BCE Inc. is currently facing significant challenges within the highly competitive telecom sector in Canada. Analysts are divided on the stock's outlook, with some expressing cautious optimism about its long-term potential due to an attractive dividend yield, while others remain skeptical about growth prospects following the company's dividend cut and high capital expenditures. Investors are advised to consider the stock primarily for its income-generating capacity rather than growth, as many believe the dividend will provide stability amidst market volatility. The outlook on BCE is mixed, with discussions of capital investments in AI and fibre helping to position the company for future growth, though concerns about high debt levels and competitive pressures persist.
Well-run company. Have a legacy wireline business that is declining but meanwhile they have the wireless and have offered their TV to offset their declines. Has been a yield play for income investors. Yield is over 5%. Generating a lot of cash flow to fund the dividend. Doesn’t see a lot of capital upside left on this but if you want yield, it is a fairly safe name to own.
Good looking chart. The trend has been up for several years, great dividend and great stock. It is like a lot that have moved a lot lately and has arced off its trend line. He calls it a parabolic move and thinks it will move back down to the trend line around $45, so he would wait and let the market correct a little bit. Buy where it intersects the trend line.
Everyone is using their cell phones, bills are going higher and demand for the products is growing. Telcos have had a very nice run but he continues to be attracted to them. Valuations are much cheaper than the pipelines and utilities. Dividend growth is still strong. Earnings growth will not be gangbusters but still growing.
Have held this for a long time with good gains. Should I consider selling some and buying back at a lower price?
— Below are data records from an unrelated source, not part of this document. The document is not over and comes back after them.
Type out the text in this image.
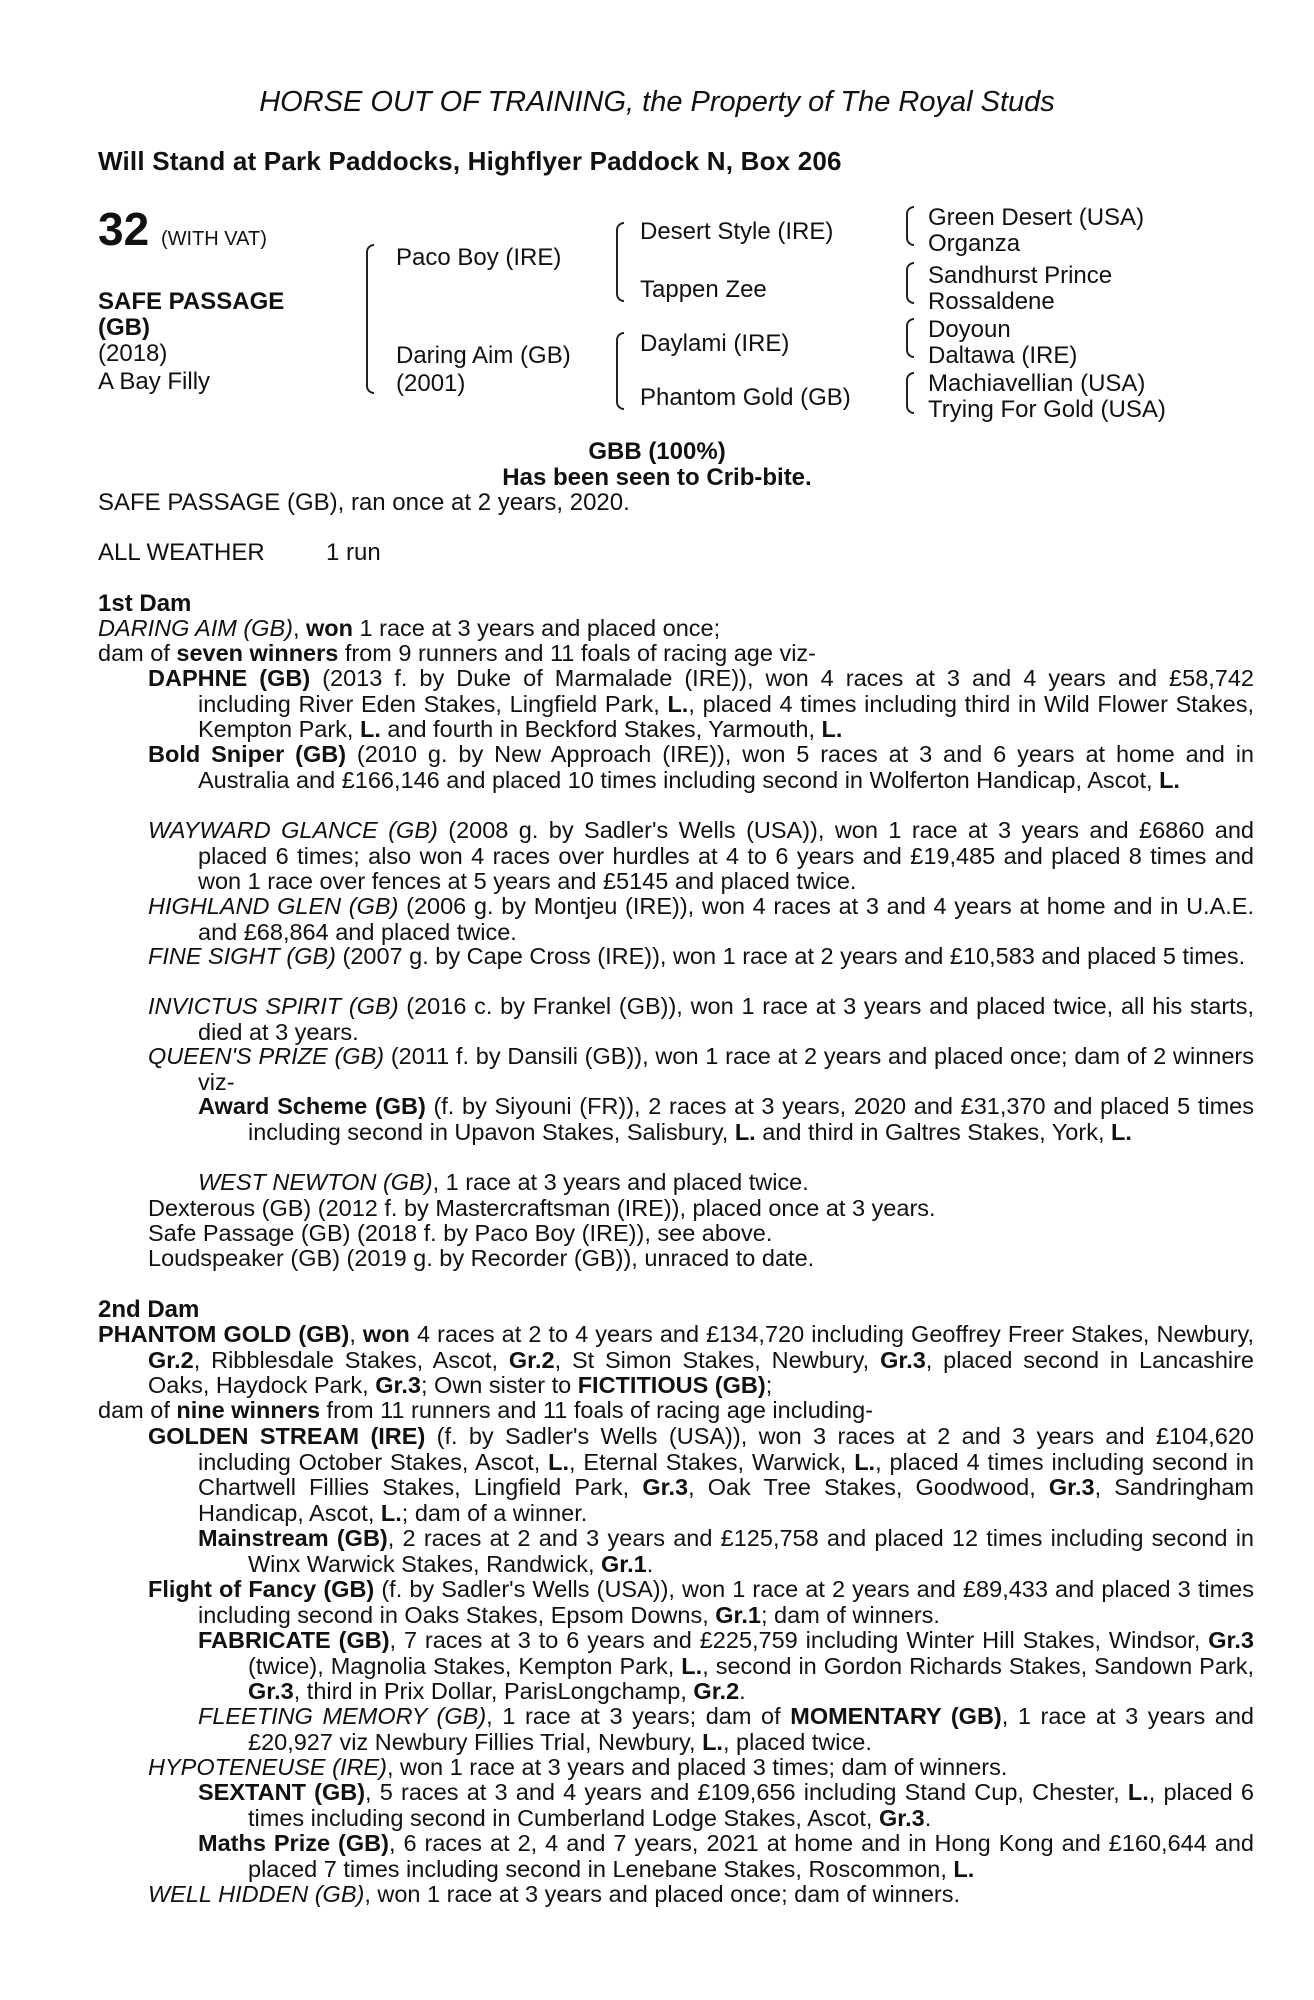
HORSE OUT OF TRAINING, the Property of The Royal Studs
Will Stand at Park Paddocks, Highflyer Paddock N, Box 206
32 (WITH VAT)
SAFE PASSAGE
(GB)
(2018)
A Bay Filly
Paco Boy (IRE)
Daring Aim (GB)
(2001)
Desert Style (IRE)
Tappen Zee
Daylami (IRE)
Phantom Gold (GB)
Green Desert (USA)
Organza
Sandhurst Prince
Rossaldene
Doyoun
Daltawa (IRE)
Machiavellian (USA)
Trying For Gold (USA)
GBB (100%)
Has been seen to Crib-bite.
SAFE PASSAGE (GB), ran once at 2 years, 2020.
ALL WEATHER	1 run
1st Dam
DARING AIM (GB), won 1 race at 3 years and placed once;
dam of seven winners from 9 runners and 11 foals of racing age viz-
DAPHNE (GB) (2013 f. by Duke of Marmalade (IRE)), won 4 races at 3 and 4 years and £58,742 including River Eden Stakes, Lingfield Park, L., placed 4 times including third in Wild Flower Stakes, Kempton Park, L. and fourth in Beckford Stakes, Yarmouth, L.
Bold Sniper (GB) (2010 g. by New Approach (IRE)), won 5 races at 3 and 6 years at home and in Australia and £166,146 and placed 10 times including second in Wolferton Handicap, Ascot, L.
WAYWARD GLANCE (GB) (2008 g. by Sadler's Wells (USA)), won 1 race at 3 years and £6860 and placed 6 times; also won 4 races over hurdles at 4 to 6 years and £19,485 and placed 8 times and won 1 race over fences at 5 years and £5145 and placed twice.
HIGHLAND GLEN (GB) (2006 g. by Montjeu (IRE)), won 4 races at 3 and 4 years at home and in U.A.E. and £68,864 and placed twice.
FINE SIGHT (GB) (2007 g. by Cape Cross (IRE)), won 1 race at 2 years and £10,583 and placed 5 times.
INVICTUS SPIRIT (GB) (2016 c. by Frankel (GB)), won 1 race at 3 years and placed twice, all his starts, died at 3 years.
QUEEN'S PRIZE (GB) (2011 f. by Dansili (GB)), won 1 race at 2 years and placed once; dam of 2 winners viz-
Award Scheme (GB) (f. by Siyouni (FR)), 2 races at 3 years, 2020 and £31,370 and placed 5 times including second in Upavon Stakes, Salisbury, L. and third in Galtres Stakes, York, L.
WEST NEWTON (GB), 1 race at 3 years and placed twice.
Dexterous (GB) (2012 f. by Mastercraftsman (IRE)), placed once at 3 years.
Safe Passage (GB) (2018 f. by Paco Boy (IRE)), see above.
Loudspeaker (GB) (2019 g. by Recorder (GB)), unraced to date.
2nd Dam
PHANTOM GOLD (GB), won 4 races at 2 to 4 years and £134,720 including Geoffrey Freer Stakes, Newbury, Gr.2, Ribblesdale Stakes, Ascot, Gr.2, St Simon Stakes, Newbury, Gr.3, placed second in Lancashire Oaks, Haydock Park, Gr.3; Own sister to FICTITIOUS (GB);
dam of nine winners from 11 runners and 11 foals of racing age including-
GOLDEN STREAM (IRE) (f. by Sadler's Wells (USA)), won 3 races at 2 and 3 years and £104,620 including October Stakes, Ascot, L., Eternal Stakes, Warwick, L., placed 4 times including second in Chartwell Fillies Stakes, Lingfield Park, Gr.3, Oak Tree Stakes, Goodwood, Gr.3, Sandringham Handicap, Ascot, L.; dam of a winner.
Mainstream (GB), 2 races at 2 and 3 years and £125,758 and placed 12 times including second in Winx Warwick Stakes, Randwick, Gr.1.
Flight of Fancy (GB) (f. by Sadler's Wells (USA)), won 1 race at 2 years and £89,433 and placed 3 times including second in Oaks Stakes, Epsom Downs, Gr.1; dam of winners.
FABRICATE (GB), 7 races at 3 to 6 years and £225,759 including Winter Hill Stakes, Windsor, Gr.3 (twice), Magnolia Stakes, Kempton Park, L., second in Gordon Richards Stakes, Sandown Park, Gr.3, third in Prix Dollar, ParisLongchamp, Gr.2.
FLEETING MEMORY (GB), 1 race at 3 years; dam of MOMENTARY (GB), 1 race at 3 years and £20,927 viz Newbury Fillies Trial, Newbury, L., placed twice.
HYPOTENEUSE (IRE), won 1 race at 3 years and placed 3 times; dam of winners.
SEXTANT (GB), 5 races at 3 and 4 years and £109,656 including Stand Cup, Chester, L., placed 6 times including second in Cumberland Lodge Stakes, Ascot, Gr.3.
Maths Prize (GB), 6 races at 2, 4 and 7 years, 2021 at home and in Hong Kong and £160,644 and placed 7 times including second in Lenebane Stakes, Roscommon, L.
WELL HIDDEN (GB), won 1 race at 3 years and placed once; dam of winners.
If you are a long-term investor, especially if you have bought this at much lower levels, not sure how clever it is to sell some as you pay a capital gains and you have to try and replace the yield.
For this company and most telco operators, you should fixate on capital intensity ratio, which for most Canadian telcos are reasonable. This is a very good company and you are probably going to get a lot more dividend growth out of it. His concern is with long-term growth challenges as there continues to be a secular decline in the wireline business. Trading at 7X EBITDA and you can get global telecoms trading at a sizable discount with much higher yield and more capital appreciation potential.
Likes the telecom space. If you are concerned about markets, this one didn’t do much at all during the recent selloff. Dividend yield of 4.95% is quite reasonable and they have been great at increasing dividends.